Relief Funds and New Roles for Transit
Quick action and strong regional partnerships helped SACOG expedite $112 million to transit agencies

A transit worker loads meals onto a bus.

April 30, 2020: Transit agencies have been on the frontlines of the Covid-19 crisis and as we’ve reported, their budgets have been battered.

But they have also adapted quickly and in many cases, taken on new roles as food distributors, wellness checkers, Census workers, and even WiFi providers. ACC Transportation Services, Paratransit, El Dorado Transit, and YoloBus have been delivering meals and groceries, as well as making wellness check calls to seniors. Paratransit staff have been working with the City of Sacramento to call people to remind them to fill out their census and SacRT has been working with partners to equip 8-10 40 foot buses with WiFi capabilities and extenders to make them into mobile hotspots to support Governor Newsom’s telehealth, telework, and distance education guidance.

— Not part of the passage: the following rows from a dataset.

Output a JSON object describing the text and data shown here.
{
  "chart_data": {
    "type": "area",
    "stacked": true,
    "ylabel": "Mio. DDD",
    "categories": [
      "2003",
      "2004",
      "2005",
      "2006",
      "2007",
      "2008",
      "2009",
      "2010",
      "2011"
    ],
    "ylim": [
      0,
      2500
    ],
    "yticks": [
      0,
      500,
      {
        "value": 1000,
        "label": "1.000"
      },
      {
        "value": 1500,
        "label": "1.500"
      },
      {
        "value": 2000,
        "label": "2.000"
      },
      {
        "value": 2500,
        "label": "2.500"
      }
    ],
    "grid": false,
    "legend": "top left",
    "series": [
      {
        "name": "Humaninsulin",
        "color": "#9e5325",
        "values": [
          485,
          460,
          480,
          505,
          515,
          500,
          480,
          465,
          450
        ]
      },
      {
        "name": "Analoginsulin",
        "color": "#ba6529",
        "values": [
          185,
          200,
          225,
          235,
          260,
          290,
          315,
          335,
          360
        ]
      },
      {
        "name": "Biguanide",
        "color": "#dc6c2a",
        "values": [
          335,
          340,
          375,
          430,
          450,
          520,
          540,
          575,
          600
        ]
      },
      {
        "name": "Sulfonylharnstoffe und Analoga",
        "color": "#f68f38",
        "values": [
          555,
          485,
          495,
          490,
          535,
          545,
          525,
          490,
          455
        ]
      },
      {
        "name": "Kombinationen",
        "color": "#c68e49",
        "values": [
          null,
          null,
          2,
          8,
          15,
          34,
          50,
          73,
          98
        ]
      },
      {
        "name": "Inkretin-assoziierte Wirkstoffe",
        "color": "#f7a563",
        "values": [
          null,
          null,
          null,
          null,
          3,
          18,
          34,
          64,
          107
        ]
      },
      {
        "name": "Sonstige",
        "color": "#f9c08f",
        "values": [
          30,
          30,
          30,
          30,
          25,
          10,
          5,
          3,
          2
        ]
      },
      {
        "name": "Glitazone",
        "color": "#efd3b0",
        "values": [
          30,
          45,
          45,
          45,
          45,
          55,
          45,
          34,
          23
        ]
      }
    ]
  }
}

To take on some of these new roles with their ridership and revenues slashed, transit agencies needed to be able to access Federal relief funds authorized under the CARES Act. This meant they had to sit around a (virtual) table and with the help of SACOG’s transit team, broker an agreement on how to distribute those funds.

SACOG’s Director of Transportation, Matt Carpenter, said it took just 10 days from when the CARES Act was signed to get to agreement and he was proud of the way the region’s transit agencies cooperated. The key conditions of the agreement, which was passed by the SACOG board on April 16, were that the eight agencies had to continue to support Covid-19 emergency transportation services in their service district through at least the end of the Governor of California’s executive orders for the crisis, and that the programming of up to $4,000,000 for Paratransit, Inc. was conditional on the agency securing letter confirmations of funding support from the other transit agencies. The funds for Paratransit were to offset their revenue declines and for them to assist other transit agencies and community-based transportation providers in their response to the COVID-19 health crisis.

Carpenter said the smooth process was largely the result of a lot of work done seven years ago to get a Memorandum of Understanding for transit funding approved.